The Kenya Cricket Association, the organisers, hoped to secure either India (guaranteeing lucrative TV rights) or the World Cup holders Sri Lanka, or both. In the end, the poor relations of world cricket – Kenya, Bangladesh and Zimbabwe – contested a private affair among themselves; spectators and television cameras both stayed away. For one fixture between the two visiting teams there were just 32 paying customers. The games, shifted from their original dates in the hope of attracting the Indians, caught the start of Kenya's rainy season. Then the third match of the finals was moved again to maximise attendance on a public holiday – only for Zimbabwe's emphatic victories in the first two to rule out the need for a decider.

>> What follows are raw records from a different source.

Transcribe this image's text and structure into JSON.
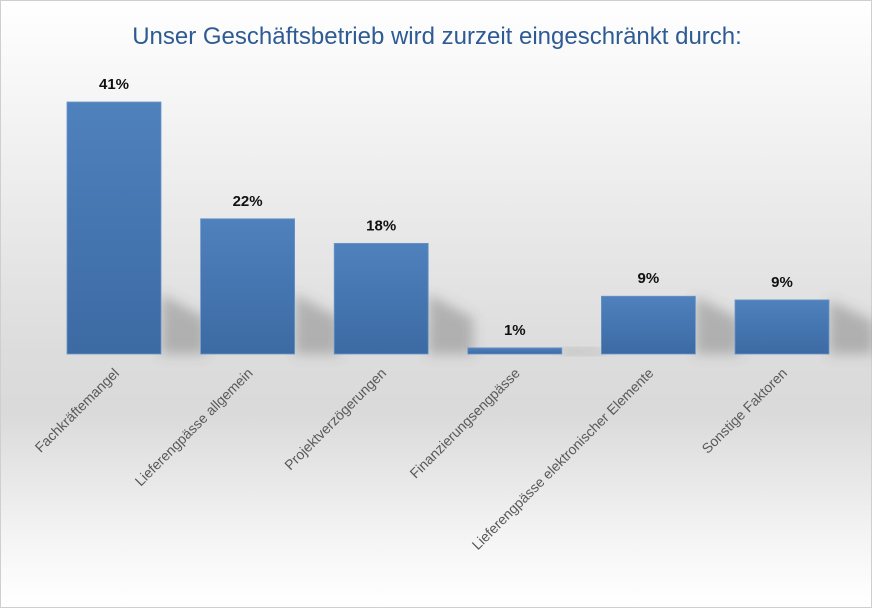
{
  "chart_data": {
    "type": "bar",
    "title": "Unser Geschäftsbetrieb wird zurzeit eingeschränkt durch:",
    "categories": [
      "Fachkräftemangel",
      "Lieferengpässe allgemein",
      "Projektverzögerungen",
      "Finanzierungsengpässe",
      "Lieferengpässe elektronischer Elemente",
      "Sonstige Faktoren"
    ],
    "values": [
      41,
      22,
      18,
      1,
      9.4,
      8.8
    ],
    "data_labels": [
      "41%",
      "22%",
      "18%",
      "1%",
      "9%",
      "9%"
    ],
    "xlabel": "",
    "ylabel": "",
    "ylim": [
      0,
      45
    ],
    "grid": false,
    "legend": "none",
    "bar_color": "#4a7ab8"
  }
}
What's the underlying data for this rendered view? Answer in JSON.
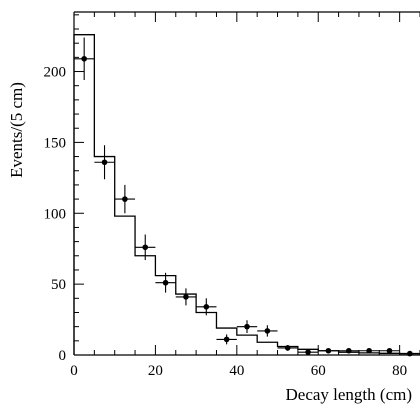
{
  "chart_data": {
    "type": "histogram",
    "xlabel": "Decay length (cm)",
    "ylabel": "Events/(5 cm)",
    "xlim": [
      0,
      85
    ],
    "ylim": [
      0,
      242
    ],
    "grid": false,
    "x_ticks": [
      0,
      20,
      40,
      60,
      80
    ],
    "y_ticks": [
      0,
      50,
      100,
      150,
      200
    ],
    "x_tick_labels": [
      "0",
      "20",
      "40",
      "60",
      "80"
    ],
    "y_tick_labels": [
      "0",
      "50",
      "100",
      "150",
      "200"
    ],
    "bin_width": 5,
    "series": [
      {
        "style": "histogram-step",
        "bin_edges": [
          0,
          5,
          10,
          15,
          20,
          25,
          30,
          35,
          40,
          45,
          50,
          55,
          60,
          65,
          70,
          75,
          80,
          85
        ],
        "values": [
          226,
          140,
          98,
          70,
          56,
          43,
          30,
          19,
          14,
          9,
          6,
          4,
          3,
          2,
          1.5,
          1.2,
          1
        ]
      },
      {
        "style": "points-with-error-bars",
        "x": [
          2.5,
          7.5,
          12.5,
          17.5,
          22.5,
          27.5,
          32.5,
          37.5,
          42.5,
          47.5,
          52.5,
          57.5,
          62.5,
          67.5,
          72.5,
          77.5,
          82.5
        ],
        "y": [
          209,
          136,
          110,
          76,
          51,
          41,
          34,
          11,
          20,
          17,
          5,
          2,
          3,
          3,
          3,
          3,
          1
        ],
        "yerr": [
          15,
          12,
          10,
          9,
          7,
          6,
          6,
          3.5,
          4.5,
          4,
          2,
          1.5,
          1.7,
          1.7,
          1.7,
          1.7,
          1
        ]
      }
    ]
  }
}
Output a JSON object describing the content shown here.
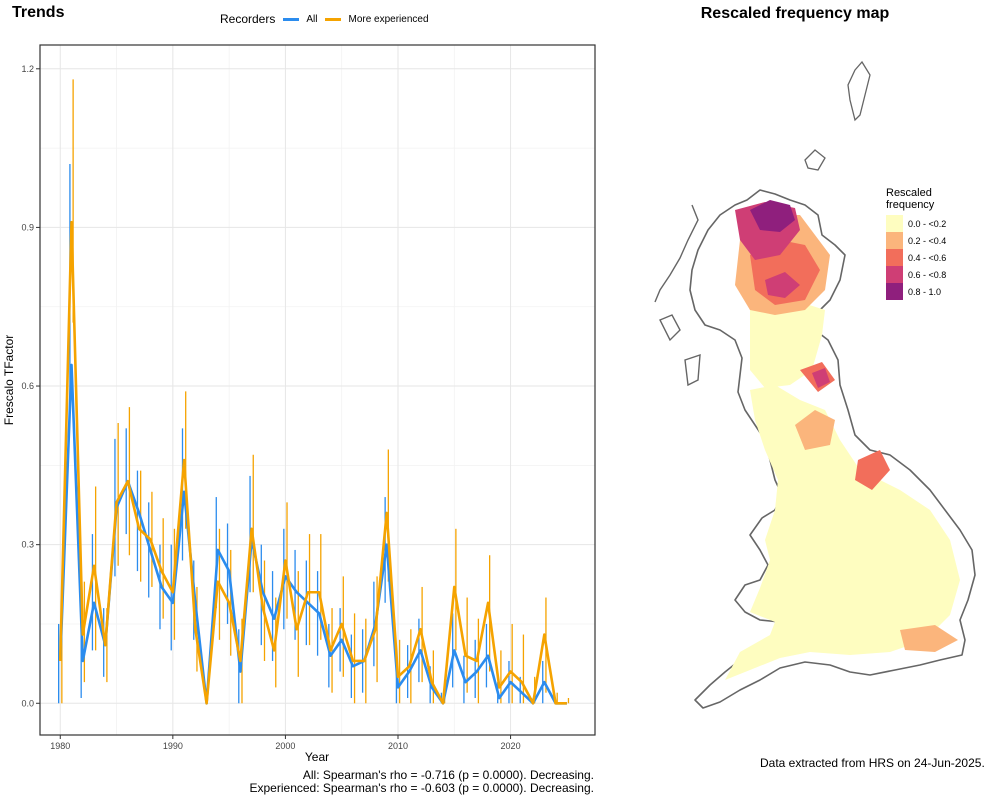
{
  "left_panel": {
    "title": "Trends",
    "legend": {
      "title": "Recorders",
      "entries": [
        {
          "label": "All",
          "color": "#2b8cee"
        },
        {
          "label": "More experienced",
          "color": "#f5a300"
        }
      ]
    },
    "stats": [
      "All: Spearman's rho = -0.716 (p = 0.0000). Decreasing.",
      "Experienced: Spearman's rho = -0.603 (p = 0.0000). Decreasing."
    ]
  },
  "right_panel": {
    "title": "Rescaled frequency map",
    "legend": {
      "title_line1": "Rescaled",
      "title_line2": "frequency",
      "entries": [
        {
          "label": "0.0 - <0.2",
          "color": "#fefdc0"
        },
        {
          "label": "0.2 - <0.4",
          "color": "#fbb57c"
        },
        {
          "label": "0.4 - <0.6",
          "color": "#f26e5b"
        },
        {
          "label": "0.6 - <0.8",
          "color": "#cf3e75"
        },
        {
          "label": "0.8 - 1.0",
          "color": "#8f1f7d"
        }
      ]
    },
    "footer": "Data extracted from HRS on 24-Jun-2025."
  },
  "chart_data": {
    "type": "line",
    "title": "Trends",
    "xlabel": "Year",
    "ylabel": "Frescalo TFactor",
    "xlim": [
      1978.2,
      2027.5
    ],
    "ylim": [
      -0.06,
      1.245
    ],
    "xticks": [
      1980,
      1990,
      2000,
      2010,
      2020
    ],
    "xtick_labels": [
      "1980",
      "1990",
      "2000",
      "2010",
      "2020"
    ],
    "yticks": [
      0.0,
      0.3,
      0.6,
      0.9,
      1.2
    ],
    "ytick_labels": [
      "0.0",
      "0.3",
      "0.6",
      "0.9",
      "1.2"
    ],
    "grid": true,
    "legend_position": "top",
    "x": [
      1980,
      1981,
      1982,
      1983,
      1984,
      1985,
      1986,
      1987,
      1988,
      1989,
      1990,
      1991,
      1992,
      1993,
      1994,
      1995,
      1996,
      1997,
      1998,
      1999,
      2000,
      2001,
      2002,
      2003,
      2004,
      2005,
      2006,
      2007,
      2008,
      2009,
      2010,
      2011,
      2012,
      2013,
      2014,
      2015,
      2016,
      2017,
      2018,
      2019,
      2020,
      2021,
      2022,
      2023,
      2024,
      2025
    ],
    "series": [
      {
        "name": "All",
        "color": "#2b8cee",
        "values": [
          0.08,
          0.64,
          0.08,
          0.19,
          0.11,
          0.37,
          0.42,
          0.36,
          0.29,
          0.22,
          0.19,
          0.4,
          0.19,
          0.0,
          0.29,
          0.25,
          0.06,
          0.31,
          0.21,
          0.16,
          0.24,
          0.21,
          0.19,
          0.17,
          0.09,
          0.12,
          0.07,
          0.08,
          0.15,
          0.3,
          0.03,
          0.06,
          0.1,
          0.03,
          0.0,
          0.1,
          0.04,
          0.06,
          0.09,
          0.01,
          0.04,
          0.02,
          0.0,
          0.04,
          0.0,
          0.0
        ],
        "err_low": [
          0.0,
          0.55,
          0.01,
          0.1,
          0.05,
          0.24,
          0.32,
          0.25,
          0.2,
          0.14,
          0.1,
          0.27,
          0.12,
          0.0,
          0.18,
          0.15,
          0.0,
          0.21,
          0.11,
          0.08,
          0.14,
          0.12,
          0.11,
          0.09,
          0.03,
          0.06,
          0.01,
          0.02,
          0.07,
          0.19,
          0.0,
          0.01,
          0.04,
          0.0,
          0.0,
          0.03,
          0.0,
          0.01,
          0.03,
          0.0,
          0.0,
          0.0,
          0.0,
          0.0,
          0.0,
          0.0
        ],
        "err_high": [
          0.15,
          1.02,
          0.17,
          0.32,
          0.18,
          0.5,
          0.52,
          0.44,
          0.38,
          0.3,
          0.3,
          0.52,
          0.27,
          0.0,
          0.39,
          0.34,
          0.14,
          0.43,
          0.3,
          0.25,
          0.33,
          0.29,
          0.27,
          0.25,
          0.15,
          0.18,
          0.13,
          0.14,
          0.23,
          0.39,
          0.07,
          0.11,
          0.16,
          0.07,
          0.02,
          0.17,
          0.09,
          0.12,
          0.15,
          0.04,
          0.08,
          0.05,
          0.01,
          0.08,
          0.0,
          0.0
        ]
      },
      {
        "name": "More experienced",
        "color": "#f5a300",
        "values": [
          0.08,
          0.91,
          0.13,
          0.26,
          0.11,
          0.38,
          0.42,
          0.33,
          0.31,
          0.25,
          0.21,
          0.46,
          0.14,
          0.0,
          0.23,
          0.19,
          0.08,
          0.33,
          0.18,
          0.1,
          0.27,
          0.14,
          0.21,
          0.21,
          0.1,
          0.15,
          0.08,
          0.08,
          0.14,
          0.36,
          0.05,
          0.07,
          0.14,
          0.04,
          0.0,
          0.22,
          0.09,
          0.08,
          0.19,
          0.03,
          0.06,
          0.04,
          0.0,
          0.13,
          0.0,
          0.0
        ],
        "err_low": [
          0.0,
          0.72,
          0.04,
          0.1,
          0.04,
          0.26,
          0.28,
          0.23,
          0.22,
          0.16,
          0.12,
          0.33,
          0.06,
          0.0,
          0.12,
          0.09,
          0.0,
          0.21,
          0.08,
          0.03,
          0.16,
          0.05,
          0.11,
          0.12,
          0.02,
          0.05,
          0.0,
          0.0,
          0.04,
          0.23,
          0.0,
          0.0,
          0.04,
          0.0,
          0.0,
          0.1,
          0.02,
          0.0,
          0.06,
          0.0,
          0.0,
          0.0,
          0.0,
          0.02,
          0.0,
          0.0
        ],
        "err_high": [
          0.14,
          1.18,
          0.23,
          0.41,
          0.18,
          0.53,
          0.56,
          0.44,
          0.4,
          0.35,
          0.33,
          0.59,
          0.22,
          0.0,
          0.33,
          0.29,
          0.16,
          0.47,
          0.27,
          0.2,
          0.38,
          0.25,
          0.32,
          0.32,
          0.18,
          0.24,
          0.17,
          0.16,
          0.24,
          0.48,
          0.12,
          0.14,
          0.22,
          0.1,
          0.01,
          0.33,
          0.2,
          0.16,
          0.28,
          0.1,
          0.15,
          0.13,
          0.05,
          0.2,
          0.02,
          0.01
        ]
      }
    ]
  }
}
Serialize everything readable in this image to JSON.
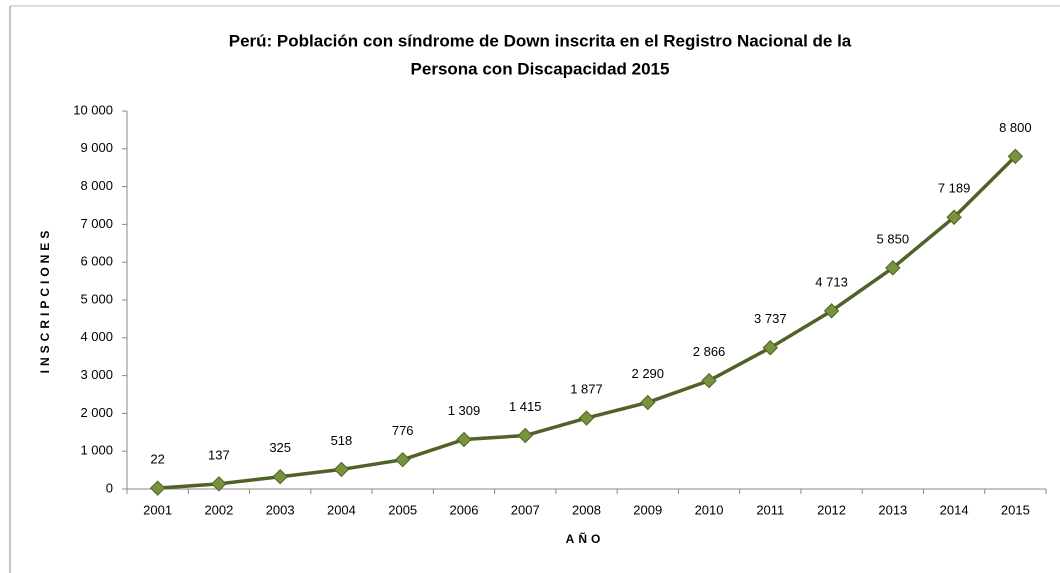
{
  "chart_data": {
    "type": "line",
    "title": [
      "Perú: Población con síndrome de Down inscrita en el Registro Nacional de la",
      "Persona con Discapacidad 2015"
    ],
    "x_label": "AÑO",
    "y_label": "INSCRIPCIONES",
    "categories": [
      "2001",
      "2002",
      "2003",
      "2004",
      "2005",
      "2006",
      "2007",
      "2008",
      "2009",
      "2010",
      "2011",
      "2012",
      "2013",
      "2014",
      "2015"
    ],
    "series": [
      {
        "name": "Inscripciones",
        "color": "#4f6228",
        "marker_color": "#77933c",
        "values": [
          22,
          137,
          325,
          518,
          776,
          1309,
          1415,
          1877,
          2290,
          2866,
          3737,
          4713,
          5850,
          7189,
          8800
        ],
        "value_labels": [
          "22",
          "137",
          "325",
          "518",
          "776",
          "1 309",
          "1 415",
          "1 877",
          "2 290",
          "2 866",
          "3 737",
          "4 713",
          "5 850",
          "7 189",
          "8 800"
        ]
      }
    ],
    "ylim": [
      0,
      10000
    ],
    "yticks": [
      0,
      {
        "value": 1000,
        "label": "1 000"
      },
      {
        "value": 2000,
        "label": "2 000"
      },
      {
        "value": 3000,
        "label": "3 000"
      },
      {
        "value": 4000,
        "label": "4 000"
      },
      {
        "value": 5000,
        "label": "5 000"
      },
      {
        "value": 6000,
        "label": "6 000"
      },
      {
        "value": 7000,
        "label": "7 000"
      },
      {
        "value": 8000,
        "label": "8 000"
      },
      {
        "value": 9000,
        "label": "9 000"
      },
      {
        "value": 10000,
        "label": "10 000"
      }
    ]
  }
}
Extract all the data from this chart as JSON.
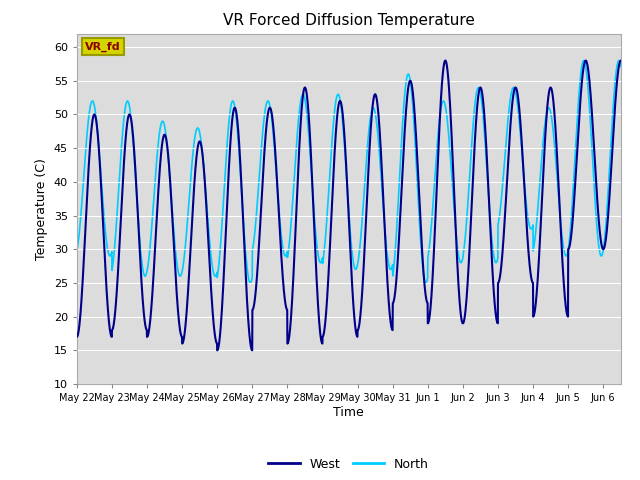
{
  "title": "VR Forced Diffusion Temperature",
  "ylabel": "Temperature (C)",
  "xlabel": "Time",
  "ylim": [
    10,
    62
  ],
  "yticks": [
    10,
    15,
    20,
    25,
    30,
    35,
    40,
    45,
    50,
    55,
    60
  ],
  "plot_bg_color": "#dcdcdc",
  "fig_bg_color": "#ffffff",
  "west_color": "#00008B",
  "north_color": "#00CCFF",
  "annotation_text": "VR_fd",
  "annotation_bg": "#d4d400",
  "annotation_fg": "#8B0000",
  "annotation_edge": "#999900",
  "x_tick_labels": [
    "May 22",
    "May 23",
    "May 24",
    "May 25",
    "May 26",
    "May 27",
    "May 28",
    "May 29",
    "May 30",
    "May 31",
    "Jun 1",
    "Jun 2",
    "Jun 3",
    "Jun 4",
    "Jun 5",
    "Jun 6"
  ],
  "west_min": [
    17,
    18,
    17,
    16,
    15,
    21,
    16,
    17,
    18,
    22,
    19,
    19,
    25,
    20,
    30
  ],
  "west_max": [
    50,
    50,
    47,
    46,
    51,
    51,
    54,
    52,
    53,
    55,
    58,
    54,
    54,
    54,
    58
  ],
  "north_min": [
    29,
    26,
    26,
    26,
    25,
    29,
    28,
    27,
    27,
    25,
    28,
    28,
    33,
    29,
    29
  ],
  "north_max": [
    52,
    52,
    49,
    48,
    52,
    52,
    53,
    53,
    51,
    56,
    52,
    54,
    54,
    51,
    58
  ]
}
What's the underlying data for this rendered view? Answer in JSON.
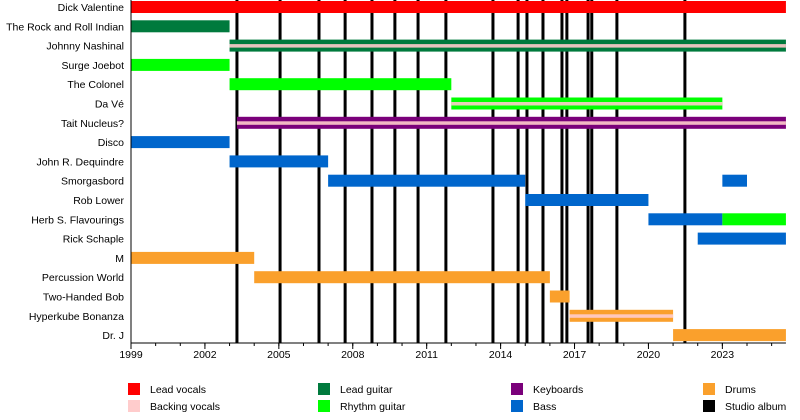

Nor was the cricket especially exciting. Kenya set two world partnership records, for the first and seventh wickets in one-day internationals, but Zimbabwe – led by the Flower brothers – were overall much too professional for their opponents and won the trophy with considerable ease, underlining the gulf that both Kenya and Bangladesh must bridge before ICC awards them full Test status. Kenya seemed closer to their goal than the Bangladeshis, who barely put up a fight in any of their four matches. Their coach, Gordon Greenidge, said they performed like a bunch of schoolboys.